Body Brokers ends with a series of captions informing us that 15 people OD’d in the preceding 110 minutes (“While you were watching this film”), plus about a million more “in the last 20 years;” all told, more US casualties than pretty much every war fought in the past century and change .

I’m going to go ahead and take all of that with a grain of salt. I don’t want to say that writer/director John Swab hasn’t the slightest idea what the hell he’s talking about, but the fact that none of the above has anything at all to do with body brokering (a modern, less ghoulish, form of body snatching) doesn’t fill me with confidence that it isn’t a bunch of crap.

What the movie really is about is so convoluted that, even after several explanatory Frank Grillo voiceovers complete with visual aids, it still doesn’t make a whole lot of sense; why complicate it even further with a misleading title? Surely there must be a name for whatever it is that’s going on here — though, if there is, the movie never gets around to it.

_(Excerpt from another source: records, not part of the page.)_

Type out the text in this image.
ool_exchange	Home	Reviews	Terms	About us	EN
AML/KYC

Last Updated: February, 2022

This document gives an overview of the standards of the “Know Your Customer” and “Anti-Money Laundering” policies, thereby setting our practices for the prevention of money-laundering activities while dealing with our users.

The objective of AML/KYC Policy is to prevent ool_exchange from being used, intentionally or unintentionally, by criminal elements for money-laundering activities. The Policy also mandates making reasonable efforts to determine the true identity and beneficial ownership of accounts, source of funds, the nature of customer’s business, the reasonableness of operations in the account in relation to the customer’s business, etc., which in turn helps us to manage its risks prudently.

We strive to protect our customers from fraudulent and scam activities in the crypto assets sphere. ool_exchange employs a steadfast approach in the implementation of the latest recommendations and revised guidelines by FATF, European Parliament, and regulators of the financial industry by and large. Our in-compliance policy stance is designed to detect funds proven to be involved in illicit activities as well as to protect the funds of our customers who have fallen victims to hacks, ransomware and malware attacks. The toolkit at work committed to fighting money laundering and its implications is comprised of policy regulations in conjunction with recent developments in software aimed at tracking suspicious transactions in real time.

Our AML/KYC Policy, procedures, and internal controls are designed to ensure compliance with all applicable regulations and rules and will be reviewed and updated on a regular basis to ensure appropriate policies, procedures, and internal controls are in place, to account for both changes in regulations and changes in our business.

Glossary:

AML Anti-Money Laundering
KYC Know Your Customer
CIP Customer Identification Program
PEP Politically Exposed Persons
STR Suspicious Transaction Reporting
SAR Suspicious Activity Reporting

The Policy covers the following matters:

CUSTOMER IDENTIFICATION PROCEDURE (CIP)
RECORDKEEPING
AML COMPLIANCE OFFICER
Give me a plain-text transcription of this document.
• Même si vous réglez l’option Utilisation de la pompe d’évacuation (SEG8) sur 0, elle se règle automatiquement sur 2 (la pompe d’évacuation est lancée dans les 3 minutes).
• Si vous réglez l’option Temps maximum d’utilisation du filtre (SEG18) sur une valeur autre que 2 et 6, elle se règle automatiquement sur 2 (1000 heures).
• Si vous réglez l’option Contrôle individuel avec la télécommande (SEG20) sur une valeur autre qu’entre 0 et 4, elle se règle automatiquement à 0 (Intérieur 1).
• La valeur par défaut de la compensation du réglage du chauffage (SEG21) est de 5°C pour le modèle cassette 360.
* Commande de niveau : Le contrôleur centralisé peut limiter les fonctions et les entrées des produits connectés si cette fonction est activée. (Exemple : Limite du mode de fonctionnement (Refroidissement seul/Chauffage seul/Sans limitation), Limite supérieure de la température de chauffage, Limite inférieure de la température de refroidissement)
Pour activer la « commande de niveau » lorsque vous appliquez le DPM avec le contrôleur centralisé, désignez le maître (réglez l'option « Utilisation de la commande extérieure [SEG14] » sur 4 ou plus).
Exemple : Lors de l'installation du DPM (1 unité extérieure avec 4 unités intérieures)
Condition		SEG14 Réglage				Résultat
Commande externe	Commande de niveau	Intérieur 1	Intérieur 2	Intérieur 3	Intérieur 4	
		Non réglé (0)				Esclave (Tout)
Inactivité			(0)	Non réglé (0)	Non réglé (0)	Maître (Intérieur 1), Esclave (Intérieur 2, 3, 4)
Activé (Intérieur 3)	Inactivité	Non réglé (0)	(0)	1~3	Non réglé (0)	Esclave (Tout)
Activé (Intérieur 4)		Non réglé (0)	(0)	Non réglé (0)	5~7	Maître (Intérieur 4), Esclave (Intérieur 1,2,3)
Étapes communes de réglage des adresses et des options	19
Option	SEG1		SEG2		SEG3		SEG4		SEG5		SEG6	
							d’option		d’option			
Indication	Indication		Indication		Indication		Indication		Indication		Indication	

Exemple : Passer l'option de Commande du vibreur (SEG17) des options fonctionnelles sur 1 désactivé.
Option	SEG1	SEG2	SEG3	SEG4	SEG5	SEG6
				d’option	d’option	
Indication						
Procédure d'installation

This movie, come to think of it, never truly gets around to much of anything — not even a proper conclusion; “How do you end a never ending story?,” Vin (Grillo, as reliable a performer and not-so-reliable a judge of scripts as ever) asks through the fourth wall. “That’s for you all to decide.”

Man, this film has got some nerve; it’s almost as big as its brains are small. First, Swab tells us how many people died while we were looking the other way (hey bro, we’re doing you a favor watching your contrived little movie that you gave the wrong title to; you’re the one wasting our time).

Second, he washes his hands of the whole bloody mess while hypocritically taunting us that we’ll “never do a ******* thing about it.” And third, he suggests, sarcastically — or at least one should hope so —, “if you or a loved one is struggling with addiction, give [the character who’s been well established to be a sleazoid running a multi-million dollar healthcare con] a call.”

All things considered, Body Brokers is more a ‘points out the obvious problem’ than a 'comes up with a solution’ kind of movie. It’s also hopelessly cynical about rehab, implying that, since it’s a scam anyway (the handful of addicts who don’t relapse their way to an early grave end up becoming even worse SOBs when they’re clean than when they were using), a junkie might as well get a piece of the pie — a 'you get high, I get rich, everybody’s happy’ sort of deal.

PS. For a movie about a reprehensible jerk who goes to rehab for the wrong reasons, and not only does not turn into an even bigger douchebag, but actually changes for the better, and to boot lives long enough to enjoy his newfound sobriety, check 1988’s Clean and Sober.